La edad media de jubilación en España ha superado por primera vez los 65,3 años, una cifra que refleja un notable incremento respecto a los 64,4 años registrados en 2019. Este dato, difundido durante la IV Conferencia Internacional sobre Financiación para el Desarrollo organizada por la ONU en Sevilla, evidencia un cambio profundo en la relación entre longevidad y vida laboral.
"Muchos trabajadores aún tienen mucho que aportar. Esto muestra un cambio cultural y estructural”, ha afirmado la ministra de Inclusión, Seguridad Social y Migraciones, Elma Saiz, durante su intervención en el panel "Sociedades que envejecen: nuevos desafíos y oportunidades para el empleo, las finanzas y el cuidado".
“El Gobierno promueve una visión integral del ciclo laboral”, ha remarcado Saiz, quien ha recordado que, desde enero de 2024, “más de 1,5 millones de jóvenes cotizan por sus prácticas no remuneradas” y que “esto les permite generar derechos desde su primer contacto con el mercado laboral, con más protección para el presente y el futuro”, ha añadido.

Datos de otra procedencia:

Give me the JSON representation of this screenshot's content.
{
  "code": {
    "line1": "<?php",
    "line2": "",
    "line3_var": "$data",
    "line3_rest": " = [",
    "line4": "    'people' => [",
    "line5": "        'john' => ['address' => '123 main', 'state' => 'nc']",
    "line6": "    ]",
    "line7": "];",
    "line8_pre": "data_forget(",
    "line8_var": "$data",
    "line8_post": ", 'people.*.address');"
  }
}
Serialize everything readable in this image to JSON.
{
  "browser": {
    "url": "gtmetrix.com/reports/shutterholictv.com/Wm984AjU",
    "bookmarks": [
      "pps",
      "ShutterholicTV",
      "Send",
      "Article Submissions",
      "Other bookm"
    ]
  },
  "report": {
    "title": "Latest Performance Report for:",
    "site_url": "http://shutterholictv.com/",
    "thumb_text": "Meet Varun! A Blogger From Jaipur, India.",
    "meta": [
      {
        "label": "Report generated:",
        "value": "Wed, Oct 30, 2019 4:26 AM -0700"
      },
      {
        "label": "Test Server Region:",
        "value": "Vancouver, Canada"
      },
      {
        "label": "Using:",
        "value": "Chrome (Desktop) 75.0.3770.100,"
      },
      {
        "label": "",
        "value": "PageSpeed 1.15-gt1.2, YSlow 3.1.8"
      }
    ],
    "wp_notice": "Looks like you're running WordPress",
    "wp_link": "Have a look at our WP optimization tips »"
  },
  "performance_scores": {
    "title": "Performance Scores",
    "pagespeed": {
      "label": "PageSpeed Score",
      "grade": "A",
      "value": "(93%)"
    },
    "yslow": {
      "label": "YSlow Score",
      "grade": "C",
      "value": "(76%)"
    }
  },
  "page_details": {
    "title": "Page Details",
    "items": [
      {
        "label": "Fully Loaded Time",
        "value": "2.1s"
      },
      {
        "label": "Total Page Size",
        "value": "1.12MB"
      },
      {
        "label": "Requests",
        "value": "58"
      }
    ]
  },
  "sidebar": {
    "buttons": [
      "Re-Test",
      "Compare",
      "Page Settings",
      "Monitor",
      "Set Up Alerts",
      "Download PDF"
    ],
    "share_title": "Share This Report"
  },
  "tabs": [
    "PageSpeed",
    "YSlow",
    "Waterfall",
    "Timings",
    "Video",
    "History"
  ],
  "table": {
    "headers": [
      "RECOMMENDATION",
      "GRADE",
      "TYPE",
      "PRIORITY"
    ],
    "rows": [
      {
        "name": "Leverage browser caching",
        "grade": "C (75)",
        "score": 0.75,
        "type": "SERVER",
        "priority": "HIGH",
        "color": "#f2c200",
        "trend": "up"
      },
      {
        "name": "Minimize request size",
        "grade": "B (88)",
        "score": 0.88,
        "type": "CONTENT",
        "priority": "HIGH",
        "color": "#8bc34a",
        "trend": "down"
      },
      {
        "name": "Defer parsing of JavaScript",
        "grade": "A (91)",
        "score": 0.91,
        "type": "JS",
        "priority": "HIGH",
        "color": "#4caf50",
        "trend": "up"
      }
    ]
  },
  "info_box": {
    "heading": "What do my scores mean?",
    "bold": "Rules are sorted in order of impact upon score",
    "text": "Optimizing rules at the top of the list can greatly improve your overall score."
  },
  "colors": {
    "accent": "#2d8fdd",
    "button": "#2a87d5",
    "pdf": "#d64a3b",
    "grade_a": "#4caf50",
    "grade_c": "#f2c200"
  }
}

Asimismo, ha defendido la importancia de unir el talento sénior y el joven: “Esta combinación impulsa la productividad y fortalece la cohesión social”.
Por último, la ministra ha subrayado las reformas que se está poniendo en marcha en cuanto a igualdad de género: “Las mujeres no pueden seguir siendo penalizadas por haber cuidado. La igualdad debe llegar también a la jubilación”.